The power and the data
There’s another asymmetry we need to talk about: power. Tech companies shape the personality, memory, and access rules of these tools. Which means that if the “friend” you’ve bonded with disappears behind a paywall, shifts tone after an update, or is quietly optimized to keep you chatting longer, there’s not much you can do. Your choices are limited to carrying on, paying up, or walking away – and for people who feel attached, that’s barely a choice at all.

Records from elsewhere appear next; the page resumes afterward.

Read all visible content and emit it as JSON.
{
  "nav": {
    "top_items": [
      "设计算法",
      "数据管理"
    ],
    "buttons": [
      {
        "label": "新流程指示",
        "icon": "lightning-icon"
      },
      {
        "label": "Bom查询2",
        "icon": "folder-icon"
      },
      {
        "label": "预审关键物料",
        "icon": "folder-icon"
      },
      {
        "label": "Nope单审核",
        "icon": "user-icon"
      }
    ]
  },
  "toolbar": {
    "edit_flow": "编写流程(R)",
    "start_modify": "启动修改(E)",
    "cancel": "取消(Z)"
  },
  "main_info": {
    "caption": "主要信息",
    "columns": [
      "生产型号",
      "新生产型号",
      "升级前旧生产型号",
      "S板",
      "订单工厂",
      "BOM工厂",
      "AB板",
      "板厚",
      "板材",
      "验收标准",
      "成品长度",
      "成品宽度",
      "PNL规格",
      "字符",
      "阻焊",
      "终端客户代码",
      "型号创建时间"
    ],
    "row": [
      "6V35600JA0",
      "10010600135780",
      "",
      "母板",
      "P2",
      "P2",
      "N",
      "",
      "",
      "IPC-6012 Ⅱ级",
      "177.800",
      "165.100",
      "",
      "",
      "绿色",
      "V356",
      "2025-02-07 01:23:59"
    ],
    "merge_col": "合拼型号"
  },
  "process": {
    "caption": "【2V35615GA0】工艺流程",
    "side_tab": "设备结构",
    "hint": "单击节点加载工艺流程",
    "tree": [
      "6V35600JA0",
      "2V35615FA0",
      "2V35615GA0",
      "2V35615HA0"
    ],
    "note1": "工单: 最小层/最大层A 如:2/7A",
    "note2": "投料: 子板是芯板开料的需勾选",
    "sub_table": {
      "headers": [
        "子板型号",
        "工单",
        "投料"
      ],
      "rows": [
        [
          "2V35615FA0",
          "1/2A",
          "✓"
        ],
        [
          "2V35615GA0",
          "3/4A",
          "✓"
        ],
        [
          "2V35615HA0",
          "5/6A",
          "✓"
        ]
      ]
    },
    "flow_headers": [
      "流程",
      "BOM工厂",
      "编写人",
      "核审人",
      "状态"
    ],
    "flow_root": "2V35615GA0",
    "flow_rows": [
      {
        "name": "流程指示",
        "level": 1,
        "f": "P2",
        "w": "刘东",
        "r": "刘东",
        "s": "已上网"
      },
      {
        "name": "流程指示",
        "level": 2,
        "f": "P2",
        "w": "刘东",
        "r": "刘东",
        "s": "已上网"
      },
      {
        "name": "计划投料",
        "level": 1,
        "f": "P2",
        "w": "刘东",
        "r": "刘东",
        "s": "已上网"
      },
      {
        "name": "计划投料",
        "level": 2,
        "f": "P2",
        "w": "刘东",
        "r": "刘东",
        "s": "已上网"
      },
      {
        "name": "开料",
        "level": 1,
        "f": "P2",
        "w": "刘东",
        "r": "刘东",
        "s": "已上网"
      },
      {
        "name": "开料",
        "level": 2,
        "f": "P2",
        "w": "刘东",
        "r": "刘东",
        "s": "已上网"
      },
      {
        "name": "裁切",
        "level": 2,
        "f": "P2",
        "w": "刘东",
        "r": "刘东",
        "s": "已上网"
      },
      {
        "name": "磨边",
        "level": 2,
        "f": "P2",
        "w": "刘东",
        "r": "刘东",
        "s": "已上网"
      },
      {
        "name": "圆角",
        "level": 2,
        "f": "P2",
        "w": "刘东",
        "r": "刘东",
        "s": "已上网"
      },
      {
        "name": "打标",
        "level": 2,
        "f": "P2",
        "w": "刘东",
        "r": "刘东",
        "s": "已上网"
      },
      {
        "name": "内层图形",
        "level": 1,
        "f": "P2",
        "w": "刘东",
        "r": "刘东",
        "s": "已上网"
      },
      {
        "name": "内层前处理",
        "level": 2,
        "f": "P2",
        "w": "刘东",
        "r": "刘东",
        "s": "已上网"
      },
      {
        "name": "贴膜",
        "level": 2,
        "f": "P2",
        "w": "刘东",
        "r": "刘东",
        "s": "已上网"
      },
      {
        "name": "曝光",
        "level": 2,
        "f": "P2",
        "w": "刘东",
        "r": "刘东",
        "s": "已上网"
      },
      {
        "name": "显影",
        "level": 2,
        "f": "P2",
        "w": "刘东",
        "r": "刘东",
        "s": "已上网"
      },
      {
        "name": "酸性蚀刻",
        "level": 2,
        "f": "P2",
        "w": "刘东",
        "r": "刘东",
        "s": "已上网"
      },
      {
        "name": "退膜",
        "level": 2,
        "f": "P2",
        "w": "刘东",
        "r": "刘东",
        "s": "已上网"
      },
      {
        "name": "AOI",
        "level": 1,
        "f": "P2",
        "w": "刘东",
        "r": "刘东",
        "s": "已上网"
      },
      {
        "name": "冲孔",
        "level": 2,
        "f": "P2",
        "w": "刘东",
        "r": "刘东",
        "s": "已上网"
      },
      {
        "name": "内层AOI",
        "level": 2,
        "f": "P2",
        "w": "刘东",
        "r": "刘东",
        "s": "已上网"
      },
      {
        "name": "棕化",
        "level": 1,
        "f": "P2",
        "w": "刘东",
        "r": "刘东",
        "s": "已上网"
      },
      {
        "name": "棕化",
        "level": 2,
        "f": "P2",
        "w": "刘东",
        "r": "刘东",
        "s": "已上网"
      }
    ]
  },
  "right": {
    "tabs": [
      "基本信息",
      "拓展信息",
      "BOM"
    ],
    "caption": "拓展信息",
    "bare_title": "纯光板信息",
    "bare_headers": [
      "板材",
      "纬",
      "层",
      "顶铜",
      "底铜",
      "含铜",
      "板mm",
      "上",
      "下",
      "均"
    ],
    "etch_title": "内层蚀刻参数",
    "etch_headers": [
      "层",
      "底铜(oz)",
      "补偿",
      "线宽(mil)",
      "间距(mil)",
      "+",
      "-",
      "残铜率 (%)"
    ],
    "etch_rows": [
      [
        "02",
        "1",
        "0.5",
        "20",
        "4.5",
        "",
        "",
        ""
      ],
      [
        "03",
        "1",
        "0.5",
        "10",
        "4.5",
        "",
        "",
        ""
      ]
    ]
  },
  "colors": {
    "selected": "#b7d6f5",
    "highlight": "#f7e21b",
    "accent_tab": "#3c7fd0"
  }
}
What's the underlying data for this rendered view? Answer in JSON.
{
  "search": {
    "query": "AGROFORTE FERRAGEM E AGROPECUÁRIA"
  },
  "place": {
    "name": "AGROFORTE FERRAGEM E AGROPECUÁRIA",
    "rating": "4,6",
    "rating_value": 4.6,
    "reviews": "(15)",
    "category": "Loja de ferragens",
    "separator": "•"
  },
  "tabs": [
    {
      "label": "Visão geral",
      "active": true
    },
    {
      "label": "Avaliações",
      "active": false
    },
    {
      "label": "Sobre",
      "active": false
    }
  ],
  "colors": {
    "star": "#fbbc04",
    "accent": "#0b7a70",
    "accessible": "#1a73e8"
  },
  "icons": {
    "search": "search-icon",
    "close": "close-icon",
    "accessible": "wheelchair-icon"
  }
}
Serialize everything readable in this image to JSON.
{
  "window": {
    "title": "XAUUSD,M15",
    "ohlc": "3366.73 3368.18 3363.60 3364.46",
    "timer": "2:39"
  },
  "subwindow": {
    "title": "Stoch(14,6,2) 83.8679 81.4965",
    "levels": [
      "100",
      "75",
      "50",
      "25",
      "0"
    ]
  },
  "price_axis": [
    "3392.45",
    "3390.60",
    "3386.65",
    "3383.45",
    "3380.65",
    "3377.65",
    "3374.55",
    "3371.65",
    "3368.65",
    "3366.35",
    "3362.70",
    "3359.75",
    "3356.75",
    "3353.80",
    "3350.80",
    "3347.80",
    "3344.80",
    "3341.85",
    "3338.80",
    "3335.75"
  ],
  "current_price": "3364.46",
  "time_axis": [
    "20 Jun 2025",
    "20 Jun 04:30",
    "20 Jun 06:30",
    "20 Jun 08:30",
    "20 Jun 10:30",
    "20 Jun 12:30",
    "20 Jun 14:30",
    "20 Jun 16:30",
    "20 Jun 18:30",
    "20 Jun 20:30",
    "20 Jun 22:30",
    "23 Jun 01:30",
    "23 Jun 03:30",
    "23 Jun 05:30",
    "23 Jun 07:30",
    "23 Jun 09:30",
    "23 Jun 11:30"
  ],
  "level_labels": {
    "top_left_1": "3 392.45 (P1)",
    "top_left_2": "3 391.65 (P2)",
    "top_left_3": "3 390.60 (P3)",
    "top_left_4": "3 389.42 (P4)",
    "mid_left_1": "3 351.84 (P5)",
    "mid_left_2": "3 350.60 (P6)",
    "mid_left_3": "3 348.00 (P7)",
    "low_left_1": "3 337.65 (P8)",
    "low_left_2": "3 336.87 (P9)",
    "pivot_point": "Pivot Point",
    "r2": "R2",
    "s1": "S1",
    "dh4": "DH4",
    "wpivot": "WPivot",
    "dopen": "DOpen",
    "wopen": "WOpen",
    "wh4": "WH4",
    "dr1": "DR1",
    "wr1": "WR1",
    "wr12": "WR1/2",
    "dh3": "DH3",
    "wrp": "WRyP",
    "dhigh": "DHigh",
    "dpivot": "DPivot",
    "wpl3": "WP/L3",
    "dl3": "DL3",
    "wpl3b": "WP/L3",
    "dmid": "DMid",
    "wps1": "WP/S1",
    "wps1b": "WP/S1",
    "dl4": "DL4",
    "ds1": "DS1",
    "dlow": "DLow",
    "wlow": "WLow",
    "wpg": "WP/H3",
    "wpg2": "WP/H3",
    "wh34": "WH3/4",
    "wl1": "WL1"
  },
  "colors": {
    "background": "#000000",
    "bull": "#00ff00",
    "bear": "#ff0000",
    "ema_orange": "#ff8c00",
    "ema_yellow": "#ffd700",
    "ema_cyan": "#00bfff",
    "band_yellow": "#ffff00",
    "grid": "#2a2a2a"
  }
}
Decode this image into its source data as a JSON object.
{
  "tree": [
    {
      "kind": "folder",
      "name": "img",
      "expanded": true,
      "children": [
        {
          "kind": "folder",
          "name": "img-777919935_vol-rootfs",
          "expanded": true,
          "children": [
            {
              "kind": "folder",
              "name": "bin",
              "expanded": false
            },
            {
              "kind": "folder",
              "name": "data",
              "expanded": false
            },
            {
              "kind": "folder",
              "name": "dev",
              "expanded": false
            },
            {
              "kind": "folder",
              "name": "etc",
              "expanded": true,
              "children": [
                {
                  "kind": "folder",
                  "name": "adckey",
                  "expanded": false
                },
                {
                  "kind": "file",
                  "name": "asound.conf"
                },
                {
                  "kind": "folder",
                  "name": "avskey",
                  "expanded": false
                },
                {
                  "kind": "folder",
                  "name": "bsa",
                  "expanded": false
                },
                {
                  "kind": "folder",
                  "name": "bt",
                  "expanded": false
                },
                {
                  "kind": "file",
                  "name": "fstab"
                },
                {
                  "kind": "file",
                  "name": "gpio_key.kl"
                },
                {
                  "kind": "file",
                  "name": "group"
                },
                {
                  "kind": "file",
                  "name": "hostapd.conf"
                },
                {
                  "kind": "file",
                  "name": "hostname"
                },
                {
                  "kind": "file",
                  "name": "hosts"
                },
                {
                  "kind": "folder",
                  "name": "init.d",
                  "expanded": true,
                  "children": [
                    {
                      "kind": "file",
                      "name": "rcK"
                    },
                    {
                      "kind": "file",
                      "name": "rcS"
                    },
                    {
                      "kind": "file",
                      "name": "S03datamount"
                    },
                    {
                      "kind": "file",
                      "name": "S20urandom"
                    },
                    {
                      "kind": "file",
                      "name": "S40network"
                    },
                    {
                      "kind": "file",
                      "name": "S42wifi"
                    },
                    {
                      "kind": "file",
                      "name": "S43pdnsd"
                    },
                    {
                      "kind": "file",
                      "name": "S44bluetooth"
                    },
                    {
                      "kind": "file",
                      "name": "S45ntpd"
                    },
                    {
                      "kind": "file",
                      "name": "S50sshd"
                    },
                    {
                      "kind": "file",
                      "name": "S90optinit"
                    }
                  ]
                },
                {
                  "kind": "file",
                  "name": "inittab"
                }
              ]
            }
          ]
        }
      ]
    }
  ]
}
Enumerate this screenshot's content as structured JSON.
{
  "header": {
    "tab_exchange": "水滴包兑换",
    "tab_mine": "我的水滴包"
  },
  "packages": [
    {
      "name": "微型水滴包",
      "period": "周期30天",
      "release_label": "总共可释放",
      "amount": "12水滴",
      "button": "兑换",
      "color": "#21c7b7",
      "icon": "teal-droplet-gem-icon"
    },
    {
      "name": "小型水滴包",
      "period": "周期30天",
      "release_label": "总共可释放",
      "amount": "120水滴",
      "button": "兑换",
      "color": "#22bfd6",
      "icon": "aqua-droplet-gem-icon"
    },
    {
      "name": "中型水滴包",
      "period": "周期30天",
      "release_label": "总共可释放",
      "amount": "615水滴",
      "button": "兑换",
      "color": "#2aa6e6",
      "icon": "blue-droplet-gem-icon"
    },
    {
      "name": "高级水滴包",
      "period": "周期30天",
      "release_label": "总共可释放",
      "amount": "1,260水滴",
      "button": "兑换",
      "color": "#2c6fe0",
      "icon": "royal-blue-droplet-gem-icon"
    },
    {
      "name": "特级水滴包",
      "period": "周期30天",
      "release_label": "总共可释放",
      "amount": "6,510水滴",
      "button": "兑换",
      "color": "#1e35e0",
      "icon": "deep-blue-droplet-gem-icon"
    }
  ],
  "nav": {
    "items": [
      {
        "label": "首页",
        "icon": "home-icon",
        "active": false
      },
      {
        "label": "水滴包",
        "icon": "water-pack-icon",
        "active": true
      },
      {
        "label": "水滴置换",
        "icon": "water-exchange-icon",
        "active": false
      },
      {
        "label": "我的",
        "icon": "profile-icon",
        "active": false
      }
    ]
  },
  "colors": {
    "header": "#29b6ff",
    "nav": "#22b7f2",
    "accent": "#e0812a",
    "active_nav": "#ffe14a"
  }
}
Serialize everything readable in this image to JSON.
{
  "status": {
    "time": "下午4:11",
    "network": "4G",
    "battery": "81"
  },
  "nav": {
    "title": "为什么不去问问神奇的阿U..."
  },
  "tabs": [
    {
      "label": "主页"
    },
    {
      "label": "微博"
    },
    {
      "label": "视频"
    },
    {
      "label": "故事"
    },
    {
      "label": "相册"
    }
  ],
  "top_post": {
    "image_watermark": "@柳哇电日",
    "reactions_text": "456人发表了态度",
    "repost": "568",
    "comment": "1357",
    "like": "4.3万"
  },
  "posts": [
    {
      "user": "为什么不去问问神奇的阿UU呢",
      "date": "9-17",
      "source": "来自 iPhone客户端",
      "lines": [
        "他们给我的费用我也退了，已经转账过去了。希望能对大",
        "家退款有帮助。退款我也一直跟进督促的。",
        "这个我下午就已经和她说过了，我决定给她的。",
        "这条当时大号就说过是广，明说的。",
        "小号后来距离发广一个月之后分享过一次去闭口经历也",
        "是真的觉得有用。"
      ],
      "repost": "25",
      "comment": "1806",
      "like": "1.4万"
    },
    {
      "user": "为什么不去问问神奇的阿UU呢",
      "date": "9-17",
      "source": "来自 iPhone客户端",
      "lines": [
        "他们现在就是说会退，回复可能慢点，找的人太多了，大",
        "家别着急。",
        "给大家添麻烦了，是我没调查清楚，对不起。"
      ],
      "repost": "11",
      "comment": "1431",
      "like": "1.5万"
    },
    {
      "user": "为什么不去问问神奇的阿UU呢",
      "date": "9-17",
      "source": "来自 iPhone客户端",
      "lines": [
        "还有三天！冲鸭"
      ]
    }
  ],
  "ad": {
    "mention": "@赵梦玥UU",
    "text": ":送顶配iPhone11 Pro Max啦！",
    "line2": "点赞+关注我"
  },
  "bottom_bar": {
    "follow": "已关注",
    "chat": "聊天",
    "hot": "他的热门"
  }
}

Privacy matters here, too. It’s easy to forget you’re not confiding in a person, you’re training a product. Depending on your settings, your words may be stored and used to improve the system. Even if you opt out of training, it’s worth being mindful about what you share and treating AI chats like posting online: assume they could be seen, stored, or surfaced later.
The future of engineered intimacy
Parasocial bonds are part of being human, and AI companions sit on that same continuum. But the dial is turned way up. They’re interactive, always on, and designed to hold attention. For many people, that may be fine, even helpful. For some, especially younger, vulnerable, or isolated users, it can become a trap. That’s the key difference we see between classic parasocial ties. Here, interactivity and optimization amplify attachment.
That risk grows as general-purpose tools like ChatGPT become the default. With apps that explicitly market themselves as companions, the intent is obvious. But plenty of people open ChatGPT for something innocuous, like to draft a blog post, find a recipe, or get a pep talk. and can drift into something they never went looking for.
It’s worth bearing this in mind as you watch friends, family, and kids use AI. And worth remembering for yourself, too. It’s easy to laugh at sensational headlines right now (“Someone left their marriage for a chatbot?!”). But none of us are immune to products designed to become irreplaceable. If the business model rewards attachment, we should expect more of it – and stay on guard.